Obviously just one pic is hard to judge, but she looks to be quite adequate in the weight department, looks like that might be a rather prominent 'fat pad' on her neck, indicating she's IR/been obese in the past. 

Here in Oz there is a nutritional supplement made specifically for donkeys. You might find something similar for her, &/or consult an equine nutritionist who is knowledgeable about long ears differences, to advise you on specifics of diet.

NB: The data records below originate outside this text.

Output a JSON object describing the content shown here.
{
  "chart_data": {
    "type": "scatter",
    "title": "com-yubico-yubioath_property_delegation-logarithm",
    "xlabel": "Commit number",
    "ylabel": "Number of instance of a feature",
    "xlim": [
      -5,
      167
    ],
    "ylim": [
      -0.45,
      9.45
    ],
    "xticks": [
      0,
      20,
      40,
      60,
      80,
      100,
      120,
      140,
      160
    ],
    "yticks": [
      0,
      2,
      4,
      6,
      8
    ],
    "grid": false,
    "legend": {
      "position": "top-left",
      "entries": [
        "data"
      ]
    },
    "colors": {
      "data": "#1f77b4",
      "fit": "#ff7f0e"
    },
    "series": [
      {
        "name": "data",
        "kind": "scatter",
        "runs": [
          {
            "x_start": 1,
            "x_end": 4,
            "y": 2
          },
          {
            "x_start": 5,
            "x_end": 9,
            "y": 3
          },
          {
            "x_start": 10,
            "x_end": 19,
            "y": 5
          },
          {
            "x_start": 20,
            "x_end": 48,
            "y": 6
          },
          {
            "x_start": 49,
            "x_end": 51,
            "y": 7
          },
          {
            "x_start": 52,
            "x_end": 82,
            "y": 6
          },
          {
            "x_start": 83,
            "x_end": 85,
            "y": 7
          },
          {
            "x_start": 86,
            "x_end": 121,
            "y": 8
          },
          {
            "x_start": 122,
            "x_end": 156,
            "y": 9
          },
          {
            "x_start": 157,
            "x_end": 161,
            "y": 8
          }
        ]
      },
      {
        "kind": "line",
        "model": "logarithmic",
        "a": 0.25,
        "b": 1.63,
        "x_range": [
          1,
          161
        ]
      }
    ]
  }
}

At 16yo, if she's been that way long term, may well be best to keep her that way mostly, and can't tell much from that pic, but it does appear her front feet are quite upright - that may well be right for her - but hinds are long toed and very sloping. Might be that attention to well balanced hooves - & therefore legs & above - will help her build her topline more.


----------



## love2lope84 (Jan 29, 2014)

I agree! Her feet definitely need some work. A friend of mine that has mules said oats would be good. I'm giving her literally half a coffee cup so I can add the diatomaceous earth. The rest of the time she's on pasture. It's maybe 3-4 acres and the grass is short so I think it's a good choice. She has already started to fill in over her back and the top of her butt and I'm very pleased with how she looks. Her coat is still rough and she came from Colorado so she's just really blowing it out. I started her on Nu-Image since it's like the only coat supplement that doesn't add calories. I think before long she'll be slicked off. Thank you for the help and I plan to have a chat with my vet about mules and nutrition when he comes out for teeth checks!


----------



## loosie (Jun 19, 2008)

I wouldn't be giving her oats, or other high carb feed actually. But half a cup isn't likely 'here nor there'. Short grass - as in either young or mown/overgrazed or stressed, can be quite a lot higher in sugars than long, mature grass, so something to consider. Yes, if your vet is knowledgeable about equine nutrition, he should be able to advise you well, esp knowing your area. But vets don't necessarily specialise in this area & may not have a great deal of knowledge on the subject. I'd ask if he is, or if not, can he recommend someone who is an equine nutritionist for you to speak to. There's also FeedXL.com which is a program/service which have *independent* nutritionists you can talk to on their forum. And then there are the feed co nutritionists... but I'm a little leery, as being in that business, they're going to want to sell their products...


----------



## love2lope84 (Jan 29, 2014)

She's about done shedding out and I thought she'd be a strawberry roan but she's coming out to this nice shiny chestnut roan! We also had the shoes pulled and my farrier trimmed her feet, which are way better looking now! I can barely get pics of her because she won't stop following me! Love this mule and my hubby couldn't be happier with his new trail riding buddy!


----------



## Zexious (Aug 2, 2013)

Oh my goodness, what a cutie!
Thanks for sharing!!


----------



## love2lope84 (Jan 29, 2014)

Thank you!


----------



## AtokaGhosthorse (Oct 17, 2016)

Aww, she's quite lovely and looking slick and healthy!

*salutes the fellow Okie*

Looks like you're doing it right.


----------



## love2lope84 (Jan 29, 2014)

Thank you! I think she's looking pretty good!


----------



## Dustbunny (Oct 22, 2012)

Just to show that one will get a number of opinions on whatever is posted.....To me her feet look like the toes are too long and not enough heel.
Saddles that fit horses often will not fit a mule with that straight back.


I think she is lovely!!!!!!


----------



## KigerQueen (Jun 16, 2013)

she looks to have a horse trim, not a mule trim. they have more upright feet more often than not and her toes are WAY long even for a horse.

otherwise she is stunning!


----------



## love2lope84 (Jan 29, 2014)

Considering what her feet looked like when we first brought her home it's a huge improvement in ONE trim. Can't fix them and make them perfect overnight. Her heels were practically nonexistent and it's going to take time to get them to grow out where they should be. She's got another trim scheduled this week.,


----------